BALD and its variants have been shown to efficiently reduce label acquisition costs, accelerate learning, and achieve high accuracy with fewer samples in settings including image classification, scientific data acquisition, preference learning, and high-stakes medical tasks. For instance, in the Galaxy Zoo project, combining a generative model for volunteer votes with BALD selection enabled up to 60% fewer labels for equivalent classification accuracy, illustrating high practical impact (Walmsley et al., 2019).

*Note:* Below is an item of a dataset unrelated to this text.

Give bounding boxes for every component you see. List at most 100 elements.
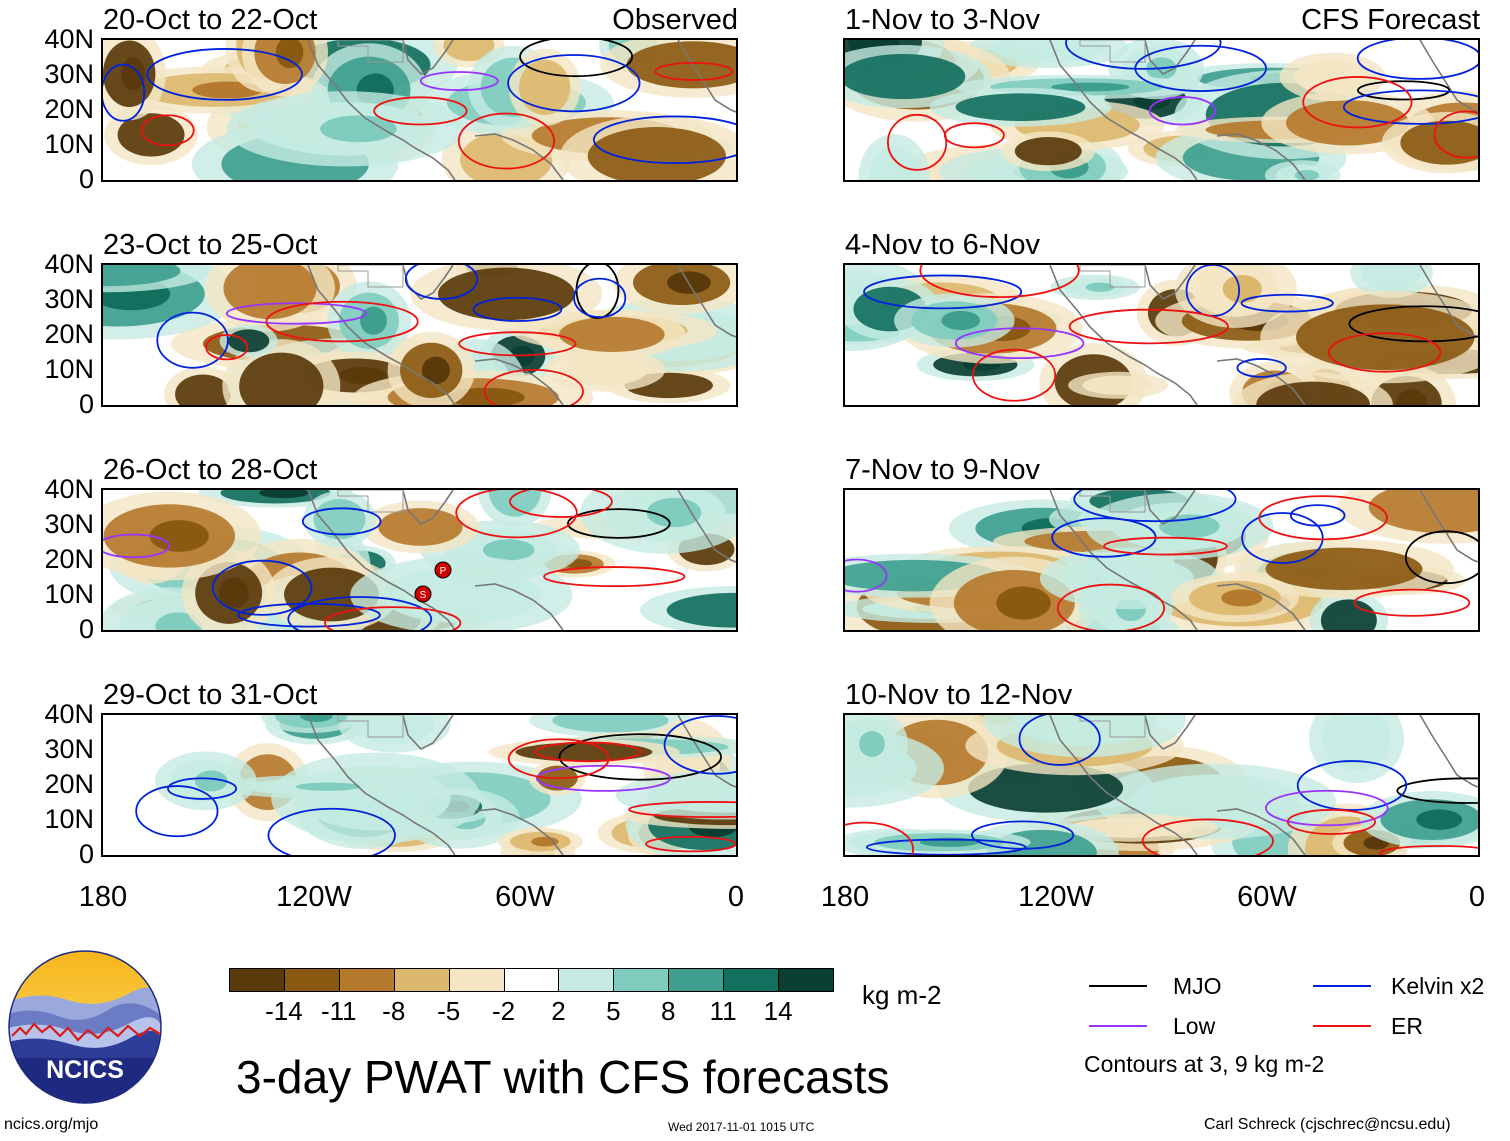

However, limitations remain:

Redundancy and Class Imbalance: In domains with high label redundancy or severe class imbalance (e.g., agricultural segmentation, LiDAR scans), classic BALD may select similar or uninformative samples, providing limited added value over random sampling and occasionally increasing annotation costs (Marrewijk et al., 3 Apr 2024, Duong et al., 2023).
Computational Overhead: Full Bayesian inference and repeated MC dropout are computationally intensive, particularly in large models or when batched acquisition is needed. Approximations such as k-BALD, parallelizable analytic formulations, or fixed encoder architectures (semi-supervised learning) ameliorate this (Kirsch, 2023, Woo, 2021, Smith et al., 26 Apr 2024).
Uninformative or Biased Priors: When the initial labeled set is biased, standard BALD may underperform, while core-set and diversity-based methods (e.g., GBALD) provide greater robustness (Cao et al., 2021).

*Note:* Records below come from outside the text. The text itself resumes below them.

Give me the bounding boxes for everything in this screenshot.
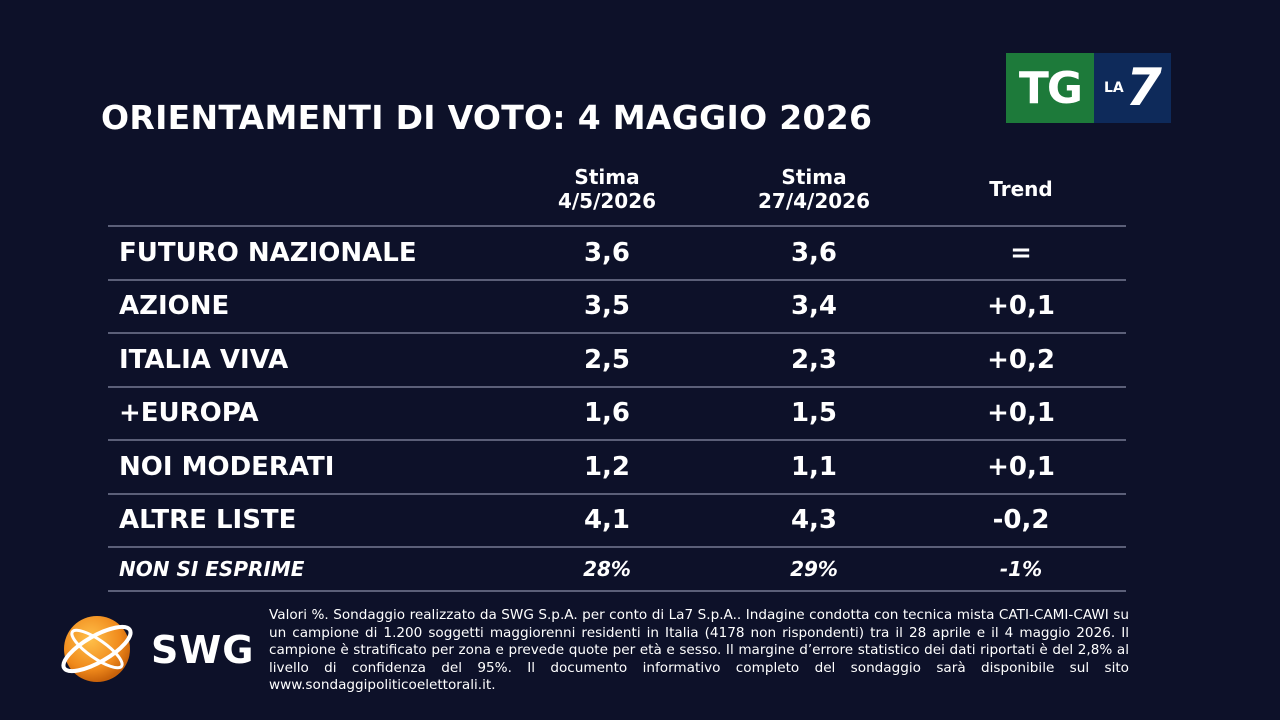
value-current: 1,2: [583, 451, 631, 482]
value-trend: +0,2: [987, 344, 1055, 375]
la7-logo-mark: LA 7: [1094, 53, 1171, 123]
party-label: ITALIA VIVA: [119, 344, 289, 375]
table-row: FUTURO NAZIONALE 3,6 3,6 =: [108, 227, 1126, 281]
value-previous: 3,4: [790, 291, 838, 322]
undecided-trend: -1%: [999, 557, 1043, 581]
value-trend: +0,1: [987, 451, 1055, 482]
column-header-current: Stima 4/5/2026: [507, 165, 707, 213]
party-label: FUTURO NAZIONALE: [119, 237, 417, 268]
tg-la7-logo: TG LA 7: [1006, 53, 1171, 123]
value-previous: 1,5: [790, 398, 838, 429]
column-header-previous-line2: 27/4/2026: [757, 189, 871, 213]
table-row: ITALIA VIVA 2,5 2,3 +0,2: [108, 334, 1126, 388]
party-label: NOI MODERATI: [119, 451, 335, 482]
swg-wordmark: SWG: [151, 628, 255, 672]
column-header-trend: Trend: [921, 177, 1121, 201]
tg-logo-mark: TG: [1006, 53, 1094, 123]
table-row: AZIONE 3,5 3,4 +0,1: [108, 281, 1126, 334]
value-current: 4,1: [583, 505, 631, 536]
undecided-current: 28%: [583, 557, 631, 581]
column-header-trend-line1: Trend: [989, 177, 1053, 201]
swg-logo: SWG: [55, 612, 255, 687]
value-previous: 4,3: [790, 505, 838, 536]
party-label: ALTRE LISTE: [119, 505, 297, 536]
undecided-label: NON SI ESPRIME: [119, 557, 305, 581]
value-current: 2,5: [583, 344, 631, 375]
value-previous: 2,3: [790, 344, 838, 375]
table-row: NOI MODERATI 1,2 1,1 +0,1: [108, 441, 1126, 495]
value-previous: 1,1: [790, 451, 838, 482]
page-title: ORIENTAMENTI DI VOTO: 4 MAGGIO 2026: [101, 98, 873, 137]
value-current: 3,5: [583, 291, 631, 322]
column-header-previous-line1: Stima: [781, 165, 847, 189]
methodology-note: Valori %. Sondaggio realizzato da SWG S.…: [269, 607, 1129, 694]
swg-globe-icon: [61, 616, 133, 682]
table-row-undecided: NON SI ESPRIME 28% 29% -1%: [108, 548, 1126, 592]
party-label: AZIONE: [119, 291, 230, 322]
poll-table: FUTURO NAZIONALE 3,6 3,6 = AZIONE 3,5 3,4 +0,1 I…: [108, 225, 1126, 592]
la7-logo-la: LA: [1104, 80, 1124, 96]
undecided-previous: 29%: [790, 557, 838, 581]
value-trend: =: [1010, 237, 1032, 268]
value-trend: +0,1: [987, 291, 1055, 322]
column-header-current-line2: 4/5/2026: [557, 189, 657, 213]
value-current: 1,6: [583, 398, 631, 429]
value-trend: +0,1: [987, 398, 1055, 429]
la7-logo-seven: 7: [1125, 58, 1162, 118]
column-header-previous: Stima 27/4/2026: [714, 165, 914, 213]
value-trend: -0,2: [992, 505, 1050, 536]
value-previous: 3,6: [790, 237, 838, 268]
value-current: 3,6: [583, 237, 631, 268]
column-header-current-line1: Stima: [574, 165, 640, 189]
table-row: +EUROPA 1,6 1,5 +0,1: [108, 388, 1126, 441]
table-row: ALTRE LISTE 4,1 4,3 -0,2: [108, 495, 1126, 548]
party-label: +EUROPA: [119, 398, 259, 429]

A table summarizing some representative BALD variants and their domains:

BALD Variant	Application Domain	Key Technical Feature
BALD (classic)	GP classification, DL	Predictive entropy difference
BatchBALD / k-BALD	Batch AL (deep learning)	Joint mutual info, inclusion–exclusion
GBALD	Deep AL (vision)	Geometric ellipsoidal core-set
BalEntAcq	Deep AL (vision)	Balanced entropy, Beta approximation
BALSA	Regression (flows)	Distributional divergence (KL/EMD)
EPIG/JEPIG	Test-shifted AL	Test-distribution weighted info gain
$\mathcal{C}$ -BALD	Censored regression	Censor-aware mutual information

7. Directions, Implications, and Ongoing Research

BALD remains central in Bayesian active learning practice but is increasingly regarded as one pillar in a broader landscape of acquisition strategies. Recent work emphasizes test-distribution-aware acquisition (EPIG, JEPIG), explicitly disentangling epistemic and aleatoric uncertainty (e.g., BALSA in regression), and robust batch/diverse selection (k-BALD, GBALD, BalEntAcq). Advances in semi-supervised learning highlight the benefit of leveraging large pools of unlabeled data, and adaptation to streaming or online scenarios further broadens applicability (Huang et al., 2019, Smith et al., 26 Apr 2024, Smith et al., 2023).

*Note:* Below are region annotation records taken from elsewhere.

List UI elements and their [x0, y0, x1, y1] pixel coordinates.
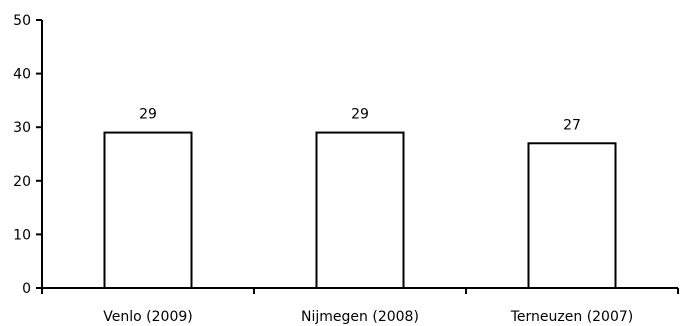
- bars-group: 29 29 27: [103, 107, 617, 289]
- y-tick-label: 30: [13, 120, 31, 136]
- bar: [103, 131, 193, 289]
- bar: [315, 131, 405, 289]
- y-axis-ticks: 0 10 20 30 40 50: [13, 13, 42, 297]
- y-tick-label: 20: [13, 174, 31, 190]
- y-tick-label: 40: [13, 67, 31, 83]
- y-tick-label: 0: [22, 281, 31, 297]
- y-tick-label: 10: [13, 227, 31, 243]
- x-tick-label: Venlo (2009): [103, 309, 192, 325]
- bar: [527, 142, 617, 289]
- x-axis-ticks: Venlo (2009) Nijmegen (2008) Terneuzen (20…: [41, 288, 679, 325]
- x-tick-label: Nijmegen (2008): [301, 309, 419, 325]
- data-label: 29: [351, 107, 369, 123]
- y-tick-label: 50: [13, 13, 31, 29]
- x-tick-label: Terneuzen (2007): [510, 309, 634, 325]
- data-label: 27: [563, 117, 581, 133]
- data-label: 29: [139, 107, 157, 123]
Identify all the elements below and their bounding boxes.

Challenges include reliable uncertainty quantification under data bias, efficient large-batch computations, managing labeling cost versus precision trade-offs, and integration with domain-specific constraints (e.g., censoring, expert annotation costs). Future directions involve developing flexible acquisition functions that account for both predictive utility and computational scalability, as well as hybrid and meta-active learning strategies that adapt acquisition criteria in response to changing data and application demands.

BALD’s continued influence is manifest in frequent empirical evaluation as a baseline and in the creative extension of its fundamental principle—selecting datapoints in regions of maximal epistemic model disagreement across probabilistic models and acquisition frameworks.